Pinacium dans Plaute dit à son amie Panégyrique qu’elles doivent de la fidélité à leurs époux, quand ils en manqueraient pour elles : car les âmes bien nées sont équitables envers autrui, quelque injuste qu’on puisse être à leur égard. Madame Brute se conduit par d’autres principes : « La vertu, dit-elle, est un âne ; un galant vaut cent fois mieux qu’elle.
Pinacium vient à un autre devoir capital : elle dit qu’une fille ne saurait porter trop loin le respect envers son père, et que la désobéissance entraîne après soi le scandale et le désordre.

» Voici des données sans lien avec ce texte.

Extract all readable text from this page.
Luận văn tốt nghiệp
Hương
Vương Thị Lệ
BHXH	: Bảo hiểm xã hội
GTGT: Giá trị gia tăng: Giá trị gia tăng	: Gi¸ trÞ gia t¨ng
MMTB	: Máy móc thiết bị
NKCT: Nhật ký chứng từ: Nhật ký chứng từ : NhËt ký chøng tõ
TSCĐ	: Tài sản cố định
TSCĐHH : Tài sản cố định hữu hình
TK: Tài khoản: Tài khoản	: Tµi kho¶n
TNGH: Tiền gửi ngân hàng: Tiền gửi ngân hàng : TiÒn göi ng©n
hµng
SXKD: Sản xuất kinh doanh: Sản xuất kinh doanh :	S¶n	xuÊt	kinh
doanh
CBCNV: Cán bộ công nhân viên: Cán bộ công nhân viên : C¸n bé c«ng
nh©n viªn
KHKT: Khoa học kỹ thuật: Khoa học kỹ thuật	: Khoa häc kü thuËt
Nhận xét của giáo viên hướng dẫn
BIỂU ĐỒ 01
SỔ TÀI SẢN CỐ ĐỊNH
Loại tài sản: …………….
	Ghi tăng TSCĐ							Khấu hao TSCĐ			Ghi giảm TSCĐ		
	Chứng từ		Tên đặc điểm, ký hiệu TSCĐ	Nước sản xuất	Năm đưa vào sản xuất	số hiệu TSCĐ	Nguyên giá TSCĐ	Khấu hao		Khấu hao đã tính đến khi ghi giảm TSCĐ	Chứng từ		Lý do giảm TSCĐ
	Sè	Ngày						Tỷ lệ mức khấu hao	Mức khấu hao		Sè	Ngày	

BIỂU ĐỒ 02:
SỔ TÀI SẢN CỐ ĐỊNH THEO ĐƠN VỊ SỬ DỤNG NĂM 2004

Iacynte dans L’Astrologue Joué ne connaît point cette maxime de Pinacium : jugeons par son langage de ses sentiments de respect pour son père. Le Poète fait tirer l’épée à quelques gens sur le Théâtre, et effraye les femmes par une querelle feinte. Théodosie alors s’écrie toute éperdue : « Qu’allons-nous devenir ? »«  Nous mourrons de compagnie, répond Iacynte, rien ne me fâche davantage que de n’être pas homme pour pousser une botte à mon malin vieillard de père avant que je meure. » Après cela le vieux Alonzo qui menace ses filles de les mettre dans un Couvent est interrompu par Iacynte :  « Je veux bien que tu saches vieux pénard dégoûtant que je me moque de ton Couvent : dis encore une fois le nom de Couvent, et je te renonce pour mon père. »

Je finis ici le parallèle qu’il me ferait aisé de pousser plus loin entre les Poètes anciens et les modernes. C’en est assez pour moi, qu’on sache à la honte de notre Théâtre que tout personnage vicieux y a du succès. Loin qu’il soit même averti de ses vices, il est proposé pour modèle de conduite, de politesse, de bel esprit ; et il est encore représenté riche et heureux, afin que son exemple fasse sûrement son impression.

Mr. Dryden dans une de ses préfaces convient qu’on l’a blâmé pour en user de la sorte ; « pour faire ses premiers personnages des débauchés, et les couronner à la fin de la pièce contre la règle de la Comédie, qui est de récompenser la vertu et de punir le vice ». Mais M. Dryden se tire mal de ce mauvais pas. Il répond qu’il « ne connaît point de règle semblable, constamment observée dans la Comédie, soit par les anciens Poètes ou par les modernes ». Et que s’ensuit-il de là ? que les Poètes ne sont pas toujours en règle. Une loi peut être très bonne quoiqu’elle ne soit pas fidèlement gardée : il en est même que l’on viole sans cesse, et qui n’en sont pas pour cela ni moins sages ni moins justes.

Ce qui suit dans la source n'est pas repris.